Studies in murine models have shown that CD8+ cytotoxic T cells are essential for the development of experimental cerebral malaria (ECM). However, T cells need co-stimulation from antigen-presenting cells to perform proper effector functions. CD8+ DCs are important for T cell priming and are described as highly relevant cells in cross-presenting antigens via MHC class I to CD8+ T cells. In this study we want to evaluate the impact of CD8+ dendritic cells (DCs) in the development of ECM in P. berghei ANKA (PbA) infected C57BL/6 mice.

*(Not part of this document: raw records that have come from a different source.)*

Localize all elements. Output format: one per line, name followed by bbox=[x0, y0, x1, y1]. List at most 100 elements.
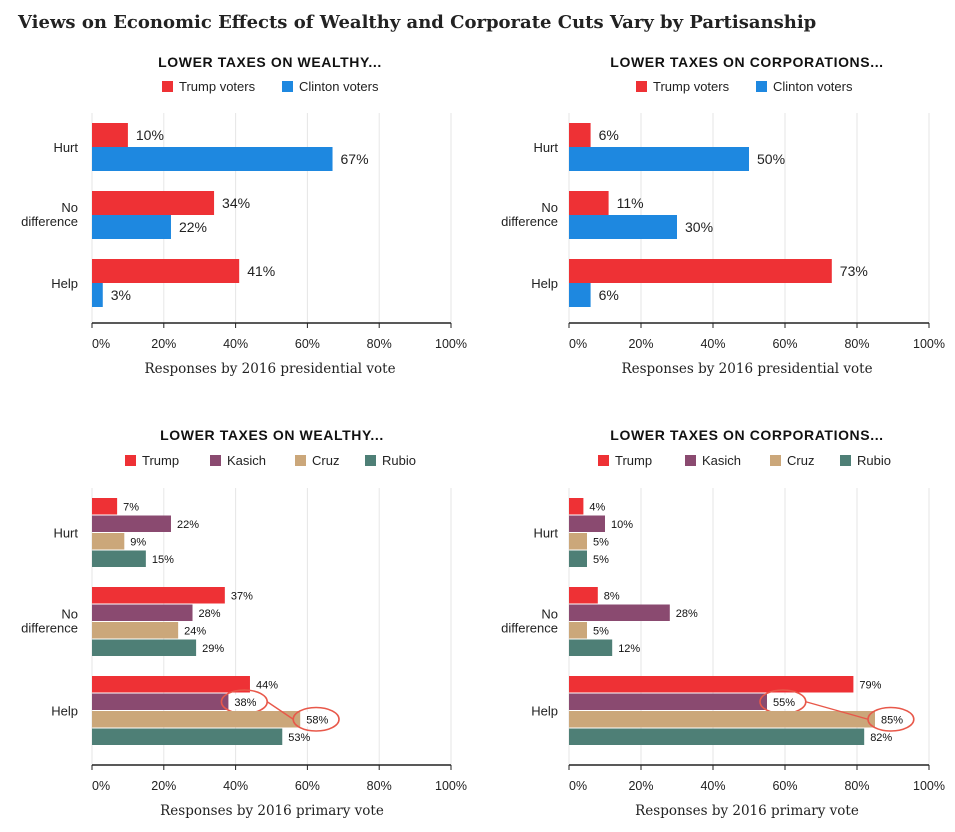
x-axis-title: Responses by 2016 primary vote bbox=[160, 803, 384, 819]
x-tick-label: 40% bbox=[700, 779, 725, 793]
data-label-help-rubio: 82% bbox=[870, 732, 892, 744]
data-label-no-difference-kasich: 28% bbox=[199, 608, 221, 620]
data-label-hurt-trump: 7% bbox=[123, 501, 139, 513]
bar-help-clinton-voters bbox=[92, 283, 103, 307]
legend-swatch-trump bbox=[125, 455, 136, 466]
category-label-hurt: Hurt bbox=[533, 140, 558, 155]
x-tick-label: 20% bbox=[628, 337, 653, 351]
data-label-help-cruz: 85% bbox=[881, 714, 903, 726]
legend-swatch-kasich bbox=[685, 455, 696, 466]
legend-label-trump-voters: Trump voters bbox=[179, 79, 256, 94]
category-label-help: Help bbox=[51, 704, 78, 719]
bar-help-kasich bbox=[569, 693, 767, 710]
data-label-hurt-rubio: 15% bbox=[152, 554, 174, 566]
data-label-help-trump-voters: 73% bbox=[840, 263, 868, 279]
data-label-hurt-cruz: 5% bbox=[593, 536, 609, 548]
data-label-help-trump: 44% bbox=[256, 679, 278, 691]
x-tick-label: 100% bbox=[913, 337, 945, 351]
bar-no-difference-kasich bbox=[569, 604, 670, 621]
x-tick-label: 0% bbox=[569, 337, 587, 351]
x-tick-label: 80% bbox=[844, 779, 869, 793]
legend-swatch-rubio bbox=[840, 455, 851, 466]
bar-help-trump-voters bbox=[569, 259, 832, 283]
x-tick-label: 60% bbox=[295, 779, 320, 793]
category-label-hurt: Hurt bbox=[53, 526, 78, 541]
data-label-no-difference-kasich: 28% bbox=[676, 608, 698, 620]
data-label-no-difference-trump: 37% bbox=[231, 590, 253, 602]
x-tick-label: 20% bbox=[151, 337, 176, 351]
bar-no-difference-trump-voters bbox=[569, 191, 609, 215]
highlight-connector bbox=[805, 701, 869, 720]
x-axis-title: Responses by 2016 primary vote bbox=[635, 803, 859, 819]
data-label-hurt-trump-voters: 10% bbox=[136, 127, 164, 143]
data-label-help-trump-voters: 41% bbox=[247, 263, 275, 279]
highlight-label-bg bbox=[302, 712, 331, 727]
data-label-no-difference-rubio: 12% bbox=[618, 643, 640, 655]
bar-hurt-cruz bbox=[569, 533, 587, 550]
x-tick-label: 0% bbox=[569, 779, 587, 793]
data-label-help-clinton-voters: 3% bbox=[111, 287, 131, 303]
x-tick-label: 40% bbox=[223, 779, 248, 793]
category-label-help: Help bbox=[51, 276, 78, 291]
legend-swatch-clinton-voters bbox=[756, 81, 767, 92]
bar-help-cruz bbox=[92, 711, 301, 728]
data-label-hurt-trump-voters: 6% bbox=[599, 127, 619, 143]
x-tick-label: 20% bbox=[151, 779, 176, 793]
bar-no-difference-trump-voters bbox=[92, 191, 215, 215]
x-tick-label: 100% bbox=[913, 779, 945, 793]
legend-label-trump-voters: Trump voters bbox=[653, 79, 730, 94]
x-axis-title: Responses by 2016 presidential vote bbox=[621, 361, 872, 377]
bar-help-kasich bbox=[92, 693, 229, 710]
data-label-hurt-cruz: 9% bbox=[130, 536, 146, 548]
panel-title: LOWER TAXES ON WEALTHY... bbox=[160, 427, 384, 443]
legend-label-clinton-voters: Clinton voters bbox=[773, 79, 853, 94]
bar-no-difference-cruz bbox=[92, 622, 179, 639]
bar-no-difference-cruz bbox=[569, 622, 587, 639]
highlight-label-bg bbox=[769, 694, 797, 709]
x-tick-label: 60% bbox=[772, 779, 797, 793]
x-tick-label: 20% bbox=[628, 779, 653, 793]
data-label-help-kasich: 38% bbox=[234, 697, 256, 709]
legend-label-cruz: Cruz bbox=[787, 453, 814, 468]
data-label-help-trump: 79% bbox=[859, 679, 881, 691]
category-label-no-difference-line1: No bbox=[541, 200, 558, 215]
category-label-no-difference-line2: difference bbox=[501, 214, 558, 229]
panel-title: LOWER TAXES ON CORPORATIONS... bbox=[610, 427, 883, 443]
bar-help-rubio bbox=[569, 728, 865, 745]
legend-label-trump: Trump bbox=[142, 453, 179, 468]
category-label-help: Help bbox=[531, 704, 558, 719]
data-label-no-difference-clinton-voters: 22% bbox=[179, 219, 207, 235]
legend-swatch-trump-voters bbox=[636, 81, 647, 92]
panel-title: LOWER TAXES ON CORPORATIONS... bbox=[610, 54, 883, 70]
data-label-hurt-kasich: 22% bbox=[177, 519, 199, 531]
category-label-no-difference-line1: No bbox=[541, 607, 558, 622]
legend-swatch-clinton-voters bbox=[282, 81, 293, 92]
x-tick-label: 100% bbox=[435, 779, 467, 793]
x-tick-label: 40% bbox=[700, 337, 725, 351]
bar-hurt-rubio bbox=[569, 550, 587, 567]
x-tick-label: 60% bbox=[772, 337, 797, 351]
bar-help-clinton-voters bbox=[569, 283, 591, 307]
data-label-hurt-clinton-voters: 67% bbox=[341, 151, 369, 167]
legend-swatch-trump bbox=[598, 455, 609, 466]
bar-hurt-rubio bbox=[92, 550, 146, 567]
bar-hurt-kasich bbox=[569, 515, 605, 532]
panel-title: LOWER TAXES ON WEALTHY... bbox=[158, 54, 382, 70]
category-label-no-difference-line2: difference bbox=[501, 621, 558, 636]
bar-hurt-cruz bbox=[92, 533, 125, 550]
data-label-no-difference-cruz: 5% bbox=[593, 625, 609, 637]
highlight-label-bg bbox=[230, 694, 259, 709]
x-tick-label: 100% bbox=[435, 337, 467, 351]
x-tick-label: 80% bbox=[367, 779, 392, 793]
bar-no-difference-rubio bbox=[569, 639, 613, 656]
legend-swatch-cruz bbox=[295, 455, 306, 466]
x-tick-label: 40% bbox=[223, 337, 248, 351]
x-tick-label: 0% bbox=[92, 779, 110, 793]
category-label-hurt: Hurt bbox=[53, 140, 78, 155]
bar-help-cruz bbox=[569, 711, 875, 728]
data-label-help-rubio: 53% bbox=[288, 732, 310, 744]
highlight-connector bbox=[266, 701, 294, 720]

2. Materials & methods: C57BL/6 wt mice and Batf3 ko mice (genetically lack CD8+ DCs) were intravenously infected with blood stages of PbA and analyzed for disease development or sacrificed for ex vivo analysis when first cerebral symptoms were obvious (day 6 post infection). Spleen and brain of infected animals were analyzed for cell composition via FACS and cytokine production with ELISA.

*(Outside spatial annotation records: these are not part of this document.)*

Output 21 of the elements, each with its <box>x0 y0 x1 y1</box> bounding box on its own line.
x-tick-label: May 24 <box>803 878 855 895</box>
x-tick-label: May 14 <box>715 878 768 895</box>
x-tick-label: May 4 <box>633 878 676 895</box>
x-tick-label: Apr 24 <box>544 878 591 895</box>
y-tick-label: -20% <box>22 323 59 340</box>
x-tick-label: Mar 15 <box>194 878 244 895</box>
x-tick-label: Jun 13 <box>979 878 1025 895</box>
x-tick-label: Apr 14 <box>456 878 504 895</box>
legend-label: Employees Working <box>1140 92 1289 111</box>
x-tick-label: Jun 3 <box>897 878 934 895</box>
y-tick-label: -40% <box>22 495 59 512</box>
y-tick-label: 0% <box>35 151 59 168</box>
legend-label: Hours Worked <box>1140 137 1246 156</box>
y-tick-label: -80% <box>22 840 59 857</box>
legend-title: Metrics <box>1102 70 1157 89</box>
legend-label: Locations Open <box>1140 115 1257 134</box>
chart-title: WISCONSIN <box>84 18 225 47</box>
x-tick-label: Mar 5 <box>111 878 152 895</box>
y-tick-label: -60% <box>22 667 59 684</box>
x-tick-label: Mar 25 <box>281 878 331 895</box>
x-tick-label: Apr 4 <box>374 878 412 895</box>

3. Results: We showed that Batf3 ko mice do not succumb to ECM upon infection with PbA. In these mice the inflammation was significantly decreased as shown by generally reduced immune cell infiltration and down regulation of several activation markers on immune cells in the brains. The adhesion molecule ICAM-1 was reduced on T cells from brain and spleen. Although splenic T cells were still able to eliminate antigen labeled cells in an in vivo cytotoxicity assay, they differed in the production of granzyme B.

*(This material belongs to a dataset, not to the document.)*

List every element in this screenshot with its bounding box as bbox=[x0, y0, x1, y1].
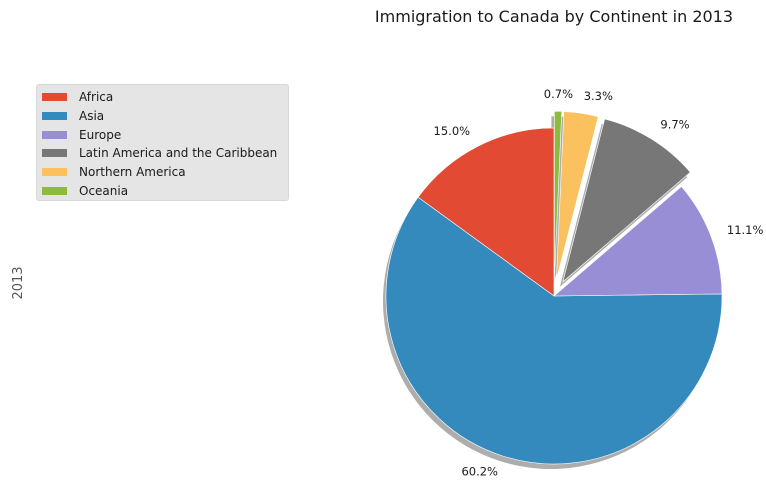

4. Conclusion: These results lead to the assumption that the priming environment in Batf3 ko mice differs dramatically from wild type mice, as different T cell effector populations arise which may be responsible for the protection of Batf3 ko mice against ECM upon PbA infection. The decrease of ICAM-1 expression on T cells might additionally contribute to the protection as cell adhesion in the blood vessels could be reduced. This needs to be validated in future experiments.

Note: The authors Max Borsche and Janina M. Kuepper contributed equally.